Method: HD-SDI ‘camera pointed at screen’
- Displaying stopwatch on screen
- Display live HD-SDI camera input capture on screen
- Screen capture
- Determine time delta between screen images – shows latency between frame capture at camera to frame rendering of HD-SDI input (glass-to-glass).
Non-RDMA Pipeline:
- Wait for a full frame to be delivered
- Wait for OpenGL draw() to be called
- Deliver frame from CPU RAM to GPU memory via OpenGL Sub Texture
- OpenGL Vertex Drawing
- Monitor Render
RDMA Pipeline:
- Wait for OpenGL draw() to be called
- Deliver frame from FPGA RAM buffer to GPU Memory via OpenGL Sub Texture
- OpenGL Vertex Drawing
- Monitor Render
Results: glass-to-glass latency measurements
- Non-RDMA (CPU capture) = 80ms
- RDMA (GPU capture) = 50ms
The benchmark clearly shows that glass-to-glass latency is reduced by a remarkable ~40% when RDMA is used compared with the non-RDMA approach.
Notes
The actual measurement depends on the relative sync of the camera frame and monitor refresh, and the time of the snapshot.

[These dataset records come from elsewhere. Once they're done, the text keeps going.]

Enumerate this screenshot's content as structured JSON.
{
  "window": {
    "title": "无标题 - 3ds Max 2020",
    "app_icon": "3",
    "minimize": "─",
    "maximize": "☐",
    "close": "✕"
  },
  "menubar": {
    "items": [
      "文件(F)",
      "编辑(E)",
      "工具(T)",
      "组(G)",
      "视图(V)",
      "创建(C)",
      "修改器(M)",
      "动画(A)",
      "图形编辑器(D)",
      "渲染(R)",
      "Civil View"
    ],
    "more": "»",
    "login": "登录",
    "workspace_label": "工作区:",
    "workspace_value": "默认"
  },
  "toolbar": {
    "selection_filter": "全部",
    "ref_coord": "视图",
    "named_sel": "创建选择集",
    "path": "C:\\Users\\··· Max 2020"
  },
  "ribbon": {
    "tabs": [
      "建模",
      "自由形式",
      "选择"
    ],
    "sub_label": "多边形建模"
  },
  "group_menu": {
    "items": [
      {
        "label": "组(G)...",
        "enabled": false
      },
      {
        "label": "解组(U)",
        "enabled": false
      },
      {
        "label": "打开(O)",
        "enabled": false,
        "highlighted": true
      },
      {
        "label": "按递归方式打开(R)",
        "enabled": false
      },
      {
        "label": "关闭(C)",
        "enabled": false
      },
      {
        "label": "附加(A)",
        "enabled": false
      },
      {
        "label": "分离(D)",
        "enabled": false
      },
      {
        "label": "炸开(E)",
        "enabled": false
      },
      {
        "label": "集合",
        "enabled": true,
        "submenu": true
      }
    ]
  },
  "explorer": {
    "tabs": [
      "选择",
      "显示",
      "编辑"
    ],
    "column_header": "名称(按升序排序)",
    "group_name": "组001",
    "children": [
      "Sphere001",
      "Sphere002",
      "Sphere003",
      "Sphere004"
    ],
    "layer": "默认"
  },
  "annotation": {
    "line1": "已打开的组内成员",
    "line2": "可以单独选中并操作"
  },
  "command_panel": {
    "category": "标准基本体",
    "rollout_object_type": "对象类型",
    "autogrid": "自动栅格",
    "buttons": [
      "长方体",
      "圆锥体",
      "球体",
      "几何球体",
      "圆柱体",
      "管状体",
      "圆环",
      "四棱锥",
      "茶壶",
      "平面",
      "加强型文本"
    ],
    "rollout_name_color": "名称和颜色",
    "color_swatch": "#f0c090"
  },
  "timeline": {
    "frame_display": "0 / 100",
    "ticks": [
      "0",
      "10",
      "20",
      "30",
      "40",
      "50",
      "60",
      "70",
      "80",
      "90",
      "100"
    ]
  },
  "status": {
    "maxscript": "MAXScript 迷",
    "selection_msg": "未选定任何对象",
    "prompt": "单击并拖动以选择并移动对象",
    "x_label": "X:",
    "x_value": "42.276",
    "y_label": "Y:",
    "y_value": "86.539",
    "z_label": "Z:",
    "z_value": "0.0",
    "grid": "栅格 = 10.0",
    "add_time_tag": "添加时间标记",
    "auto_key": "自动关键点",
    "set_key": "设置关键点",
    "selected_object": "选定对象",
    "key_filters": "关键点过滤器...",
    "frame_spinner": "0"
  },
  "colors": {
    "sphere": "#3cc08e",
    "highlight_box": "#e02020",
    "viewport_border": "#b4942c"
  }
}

It is typically an FPGA that communicates via PCI Express to the GPU. Since no buffering is done in the FPGA, the actual latency of writing to GPU memory when using RDMA is microseconds when done at a scanline level. Using the non-RDMA capture method, we must wait for a full frame and then delivery to the GPU memory. This is typically in the range 16.6-20ms.
The GPUDirect feature is currently supported by Linux, and has been integrated into Abaco’s AXIS ImageFlex, a toolkit designed to simplify the development of real-time image processing, visualization and autonomy applications. It is easily interoperable with OpenGL, CUDA, OpenCL, OpenCV and so on.